New Delhi: Urban and rural neighbourhoods in India display a high level of segregation along caste and religious lines, with such marginalised neighbourhoods having significantly less access to public services, a working paper on residential segregation of Scheduled Caste (SC) and Muslim communities shows. The researchers have studied residential segregation and access to public services across 1.5 million urban and rural neighbourhoods in India. The study finds that Muslim and Scheduled Caste segregation in India is high by global standards, and only slightly lower than Black-White segregation in the U.S. Within cities, public facilities and infrastructure are systematically less available in Muslim and Scheduled Caste neighbourhoods. Nearly all-regressive allocation is across neighbourhoods within cities—at the most informal and least studied form of government. These inequalities are not visible in the aggregate data typically used for research and policy.

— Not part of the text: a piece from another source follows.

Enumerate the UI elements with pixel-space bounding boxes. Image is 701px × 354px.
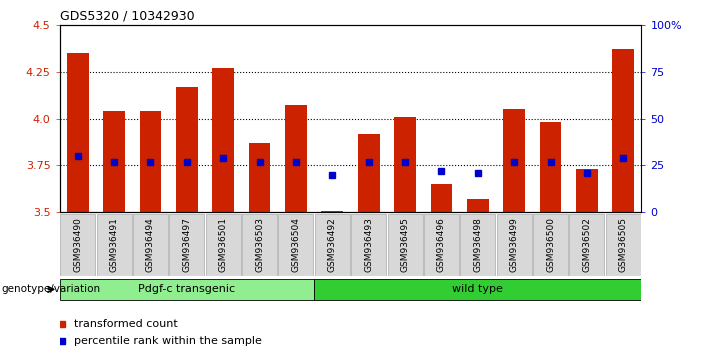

The paper has been published by the by the non-profit National Bureau of Economic Research based in Massachusetts. The authors of the paper – Sam Asher, Kritarth Jha, Anjali Adukia, Paul Novosad and Brandon Tan – have observed that while the data analysed in the study dates back to 2011-13, the “neighbourhood patterns described in the paper are likely to be persistent and have emerged over decades of migration and policy.”

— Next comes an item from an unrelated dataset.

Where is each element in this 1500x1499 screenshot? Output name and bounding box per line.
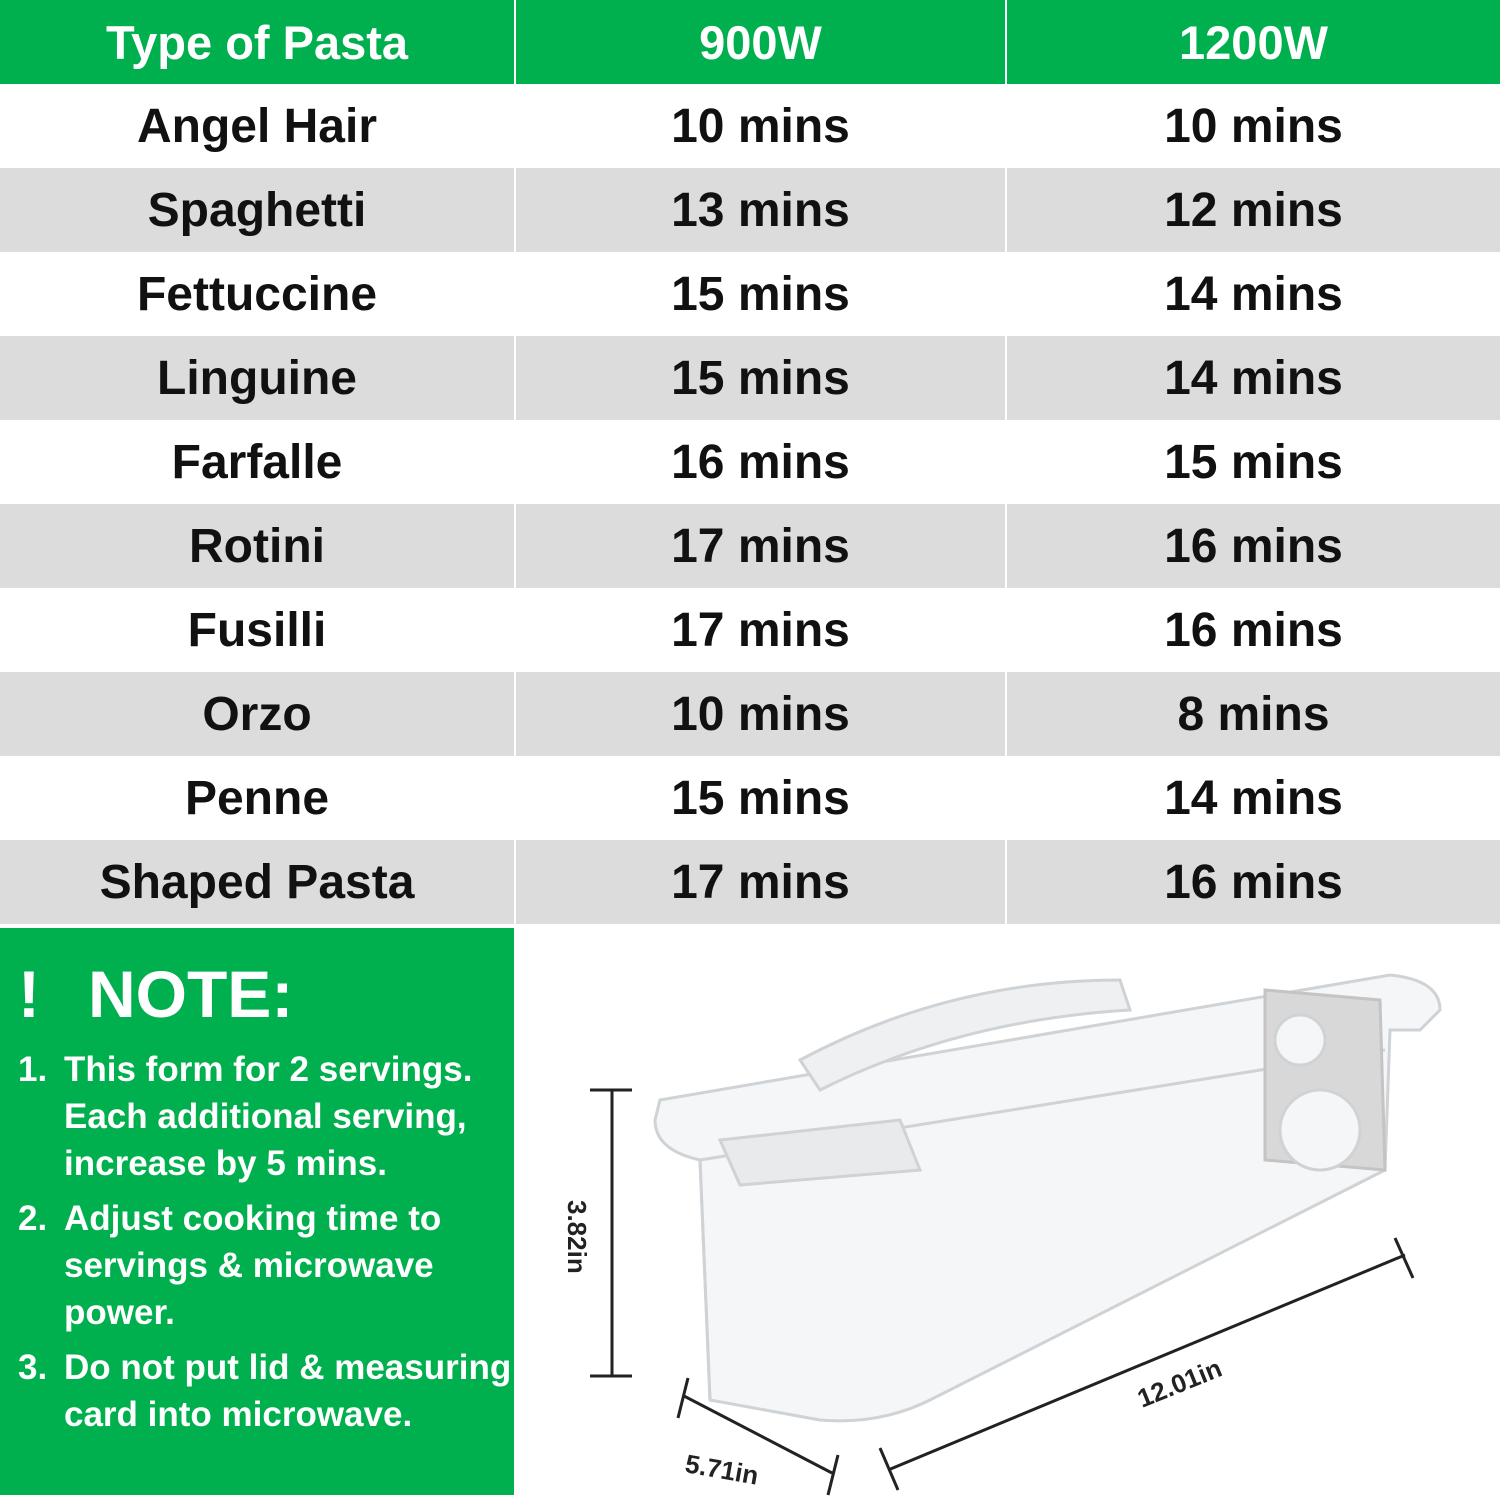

According to the observations and findings in this paper, 26% of India’s Muslims live in neighbourhoods that are more than 80% Muslim, while 17% of SCs live in neighbourhoods that are more than 80% SC. Scheduled Caste segregation in cities is just as high as it is in rural areas, and it is even higher for Muslims, the data shows.
The paper also found that government services – like secondary schools, clinics and hospitals, electricity, water, and sewerage – were all “systematically worse” in marginalised neighbourhoods as compared to other localities in the same cities. The paper said that such differences in service access were “statistically significant and substantial”.
Besides, the study has found that children from such segregated neighbourhoods are likely to fare worse than those from non-marginalised localities. “A child growing up in a 100% Muslim neighbourhood can expect to obtain two fewer years of education than a child growing up in a 0% Muslim neighbourhood. Kids living in SC neighbourhoods face a penalty only slightly smaller. The neighbourhood effect explains about half of the urban educational disadvantage of SC and Muslim children,” the paper said.